La administración de Trump tiene la intención de emitir otra ronda de licencias para que las empresas estadounidenses extraigan petróleo venezolano; la nación ha sido considerada prohibida debido a las sanciones.
Después de su incursión mortal, Estados Unidos está en posición de controlar los suministros de petróleo venezolano y dictar las condiciones bajo las cuales se extrae y se vende.

Oil rigs are pictured in Cabimas, south of Lake Maracaibo, Zulia State, Venezuela, on January 31, 2026. (Maryorin Mendez / AFP via Getty Images)
La administración de Trump tiene la intención de emitir otra ronda de licencias para que las empresas estadounidenses extraigan petróleo venezolano; la nación ha sido considerada prohibida debido a las sanciones.
Bloomberg News informó el martes que la administración planea revertir las sanciones impuestas por primera vez contra el líder venezolano Nicolás Maduro. Nuevas licencias podrían llegar tan pronto como esta semana.
“El equipo del Presidente está trabajando día y noche para asegurar que las compañías petroleras puedan realizar inversiones en la infraestructura petrolera de Venezuela. ¡Estén atentos!” dijo Taylor Rogers, portavoz de la Casa Blanca, en un comunicado enviado por correo electrónico.
El Departamento del Tesoro no respondió de inmediato a una solicitud de comentarios.
Desde que las fuerzas estadounidenses quitaron a Maduro hace un mes en una redada que mató a 100 personas, la administración Trump ha tomado medidas para deshacer las sanciones y facilitar a las empresas estadounidenses hacer negocios en Venezuela sin desencadenar severas sanciones financieras.

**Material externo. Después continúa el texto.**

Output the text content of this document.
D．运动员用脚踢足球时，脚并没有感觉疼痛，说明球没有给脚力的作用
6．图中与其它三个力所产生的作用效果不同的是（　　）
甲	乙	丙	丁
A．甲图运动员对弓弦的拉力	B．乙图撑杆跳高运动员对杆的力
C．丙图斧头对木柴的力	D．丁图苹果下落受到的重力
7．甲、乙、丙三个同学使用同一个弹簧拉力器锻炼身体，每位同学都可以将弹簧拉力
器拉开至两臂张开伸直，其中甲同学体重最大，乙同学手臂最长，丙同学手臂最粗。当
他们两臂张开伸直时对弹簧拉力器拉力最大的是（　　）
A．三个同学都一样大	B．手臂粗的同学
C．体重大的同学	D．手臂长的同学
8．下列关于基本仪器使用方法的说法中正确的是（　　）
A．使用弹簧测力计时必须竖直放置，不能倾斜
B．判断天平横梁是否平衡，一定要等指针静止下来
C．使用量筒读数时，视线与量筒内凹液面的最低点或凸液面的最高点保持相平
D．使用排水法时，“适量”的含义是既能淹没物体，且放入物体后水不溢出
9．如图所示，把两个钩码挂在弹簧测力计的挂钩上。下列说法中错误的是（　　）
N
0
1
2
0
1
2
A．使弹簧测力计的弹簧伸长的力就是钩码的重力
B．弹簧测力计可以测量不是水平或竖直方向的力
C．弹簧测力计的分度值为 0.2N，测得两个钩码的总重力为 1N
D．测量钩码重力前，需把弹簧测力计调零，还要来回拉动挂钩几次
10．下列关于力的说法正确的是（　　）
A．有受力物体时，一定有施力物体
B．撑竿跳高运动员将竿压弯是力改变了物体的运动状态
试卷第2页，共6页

Ahora los EE. UU. controlan el petróleo venezolano y dictan al gobierno posterior a Maduro los términos bajo los cuales se vende. Los ingresos de esas ventas se canalizan a una cuenta controlada por los EE. UU. en Qatar y, eventualmente, se transfieren de nuevo al banco central del país.
El Departamento del Tesoro emitió una licencia general la semana pasada permitiendo a las empresas estadounidenses comprar, vender y almacenar el crudo ligero de Venezuela.
El nuevo gobierno bajo el líder interino Delcy Rodríguez ha buscado relajar el control estatal de la industria petrolera venezolana, que ha estado en caída libre durante años.
La Asamblea Nacional Venezolana aprobó recientemente una legislación de "reforma de hidrocarburos" que entregará a las empresas extranjeras el control operativo en nuevos proyectos petroleros en todo el país.
Aún así, ha habido poco interés entre los gigantes petroleros estadounidenses con los que la administración Trump cuenta para gastar al menos $100 mil millones para revivir una industria en ruinas.
Durante una llamada de ganancias el viernes, el CEO de ExxonMobil $XOM, Darren Woods, dijo que la compañía iba a esperar y ver si el panorama legal y financiero de Venezuela mejora antes de comprometerse a gastar nuevamente en el país. Woods anteriormente describió a Venezuela como "inviable" durante una cumbre en la Casa Blanca con ejecutivos petroleros.
Reiteró el apoyo de ExxonMobil para enviar un equipo técnico a evaluar la situación sobre el terreno en un futuro cercano.